= Historiography and Historiophoty =

"Historiography and Historiophoty" is the name of an essay by historian and literary critic Hayden White first published in 1988 in The American Historical Review. In the essay, White coins the term "historiophoty" to describe the "representation of history and our thought about it in visual images and filmic discourse". White says historiophoty "...is in contrast to Historiography which is the representation of history in verbal images and written discourse".

White originally coined the term as a rhetorical device in response to an essay by Robert A. Rosenstone in the same issue of AHR entitled "History in images/History in words: Reflections on the possibility of really putting history onto film". For the sake of exploring Rosenstone's premise (that history can be portrayed on film), he created the term historiophoty as a description of the study of history through film. White was not necessarily claiming that historiophoty exists, or that it ought to; his essay was a thought experiment on what historiophoty would be like if in fact such a thing did exist.
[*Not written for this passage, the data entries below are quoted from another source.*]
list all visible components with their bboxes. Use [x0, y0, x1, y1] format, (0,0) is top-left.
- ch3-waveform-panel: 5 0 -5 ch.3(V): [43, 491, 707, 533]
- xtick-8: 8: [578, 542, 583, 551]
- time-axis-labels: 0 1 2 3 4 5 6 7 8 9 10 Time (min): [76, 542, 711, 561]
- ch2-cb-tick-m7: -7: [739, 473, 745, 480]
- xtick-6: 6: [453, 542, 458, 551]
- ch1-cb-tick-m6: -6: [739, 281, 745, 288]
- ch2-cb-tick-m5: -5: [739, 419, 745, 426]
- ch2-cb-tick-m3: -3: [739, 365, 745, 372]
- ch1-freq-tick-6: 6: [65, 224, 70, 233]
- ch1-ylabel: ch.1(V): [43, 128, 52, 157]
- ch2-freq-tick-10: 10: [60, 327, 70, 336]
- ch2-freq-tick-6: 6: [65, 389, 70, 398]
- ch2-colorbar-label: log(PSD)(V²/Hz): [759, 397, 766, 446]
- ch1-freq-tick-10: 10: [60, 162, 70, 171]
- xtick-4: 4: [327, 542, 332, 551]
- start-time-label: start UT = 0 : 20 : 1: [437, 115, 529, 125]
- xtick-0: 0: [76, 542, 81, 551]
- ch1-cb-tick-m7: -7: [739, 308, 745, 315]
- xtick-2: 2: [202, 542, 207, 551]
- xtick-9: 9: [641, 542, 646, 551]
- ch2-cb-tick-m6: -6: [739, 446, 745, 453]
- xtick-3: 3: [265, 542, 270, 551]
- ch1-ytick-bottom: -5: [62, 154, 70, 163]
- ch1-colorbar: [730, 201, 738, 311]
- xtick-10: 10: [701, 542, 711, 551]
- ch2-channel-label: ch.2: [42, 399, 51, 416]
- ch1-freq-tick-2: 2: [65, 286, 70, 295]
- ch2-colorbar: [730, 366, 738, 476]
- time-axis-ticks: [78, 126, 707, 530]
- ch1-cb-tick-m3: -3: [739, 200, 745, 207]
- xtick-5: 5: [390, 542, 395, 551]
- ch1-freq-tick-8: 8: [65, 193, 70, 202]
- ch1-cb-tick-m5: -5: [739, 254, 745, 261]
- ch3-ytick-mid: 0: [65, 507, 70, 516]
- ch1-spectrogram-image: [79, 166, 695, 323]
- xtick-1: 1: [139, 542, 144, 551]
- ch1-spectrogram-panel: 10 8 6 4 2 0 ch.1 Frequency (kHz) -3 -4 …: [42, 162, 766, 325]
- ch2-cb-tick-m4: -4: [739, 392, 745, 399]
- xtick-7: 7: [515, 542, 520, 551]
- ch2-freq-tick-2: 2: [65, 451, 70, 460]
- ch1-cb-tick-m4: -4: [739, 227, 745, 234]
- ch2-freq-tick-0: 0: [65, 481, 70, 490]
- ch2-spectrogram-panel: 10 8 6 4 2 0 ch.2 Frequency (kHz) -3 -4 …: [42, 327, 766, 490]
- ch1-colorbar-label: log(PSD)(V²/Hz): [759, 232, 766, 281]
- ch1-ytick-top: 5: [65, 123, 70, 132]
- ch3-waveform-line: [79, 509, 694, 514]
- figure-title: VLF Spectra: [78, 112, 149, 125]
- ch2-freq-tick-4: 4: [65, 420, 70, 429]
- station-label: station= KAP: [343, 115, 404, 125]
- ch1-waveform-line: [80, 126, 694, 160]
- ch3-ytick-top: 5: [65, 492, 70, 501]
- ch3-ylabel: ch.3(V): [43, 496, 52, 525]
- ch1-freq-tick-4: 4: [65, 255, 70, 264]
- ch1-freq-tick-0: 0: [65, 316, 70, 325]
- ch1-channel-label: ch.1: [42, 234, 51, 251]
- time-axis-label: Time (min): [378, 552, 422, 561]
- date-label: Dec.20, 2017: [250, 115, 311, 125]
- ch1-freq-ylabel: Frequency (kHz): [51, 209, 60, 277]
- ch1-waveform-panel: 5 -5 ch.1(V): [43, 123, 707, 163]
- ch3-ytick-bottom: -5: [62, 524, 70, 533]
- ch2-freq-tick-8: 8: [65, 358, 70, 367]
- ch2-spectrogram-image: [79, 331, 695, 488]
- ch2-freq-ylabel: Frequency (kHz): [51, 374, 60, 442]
Whatever White's intention, since the publication of his 1988 essay the word historiophoty has entered into public and professional discourse. For example Brian Le Beau wrote "Historiography Meets Historiophoty: The Perils and Promise of Rendering the Past on Film" in American Studies Volume 38, no. 1 (Spring 1997). A book has been published titled History of Western Historiography, History of England, Historiophoty by Chou, Liang-kai.

==Sources==
- Rosenstone, Robert. "History in images/History in words: Reflections on the possibility of really putting history onto film". The American Historical Review, Vol. 93, No. 5. (Dec., 1988), pp. 1173-1185. Available online through JSTOR.
- White, Hayden. "Historiography and Historiophoty". The American Historical Review, Vol. 93, No. 5. (Dec., 1988), pp. 1193-1199. Available online through JSTOR.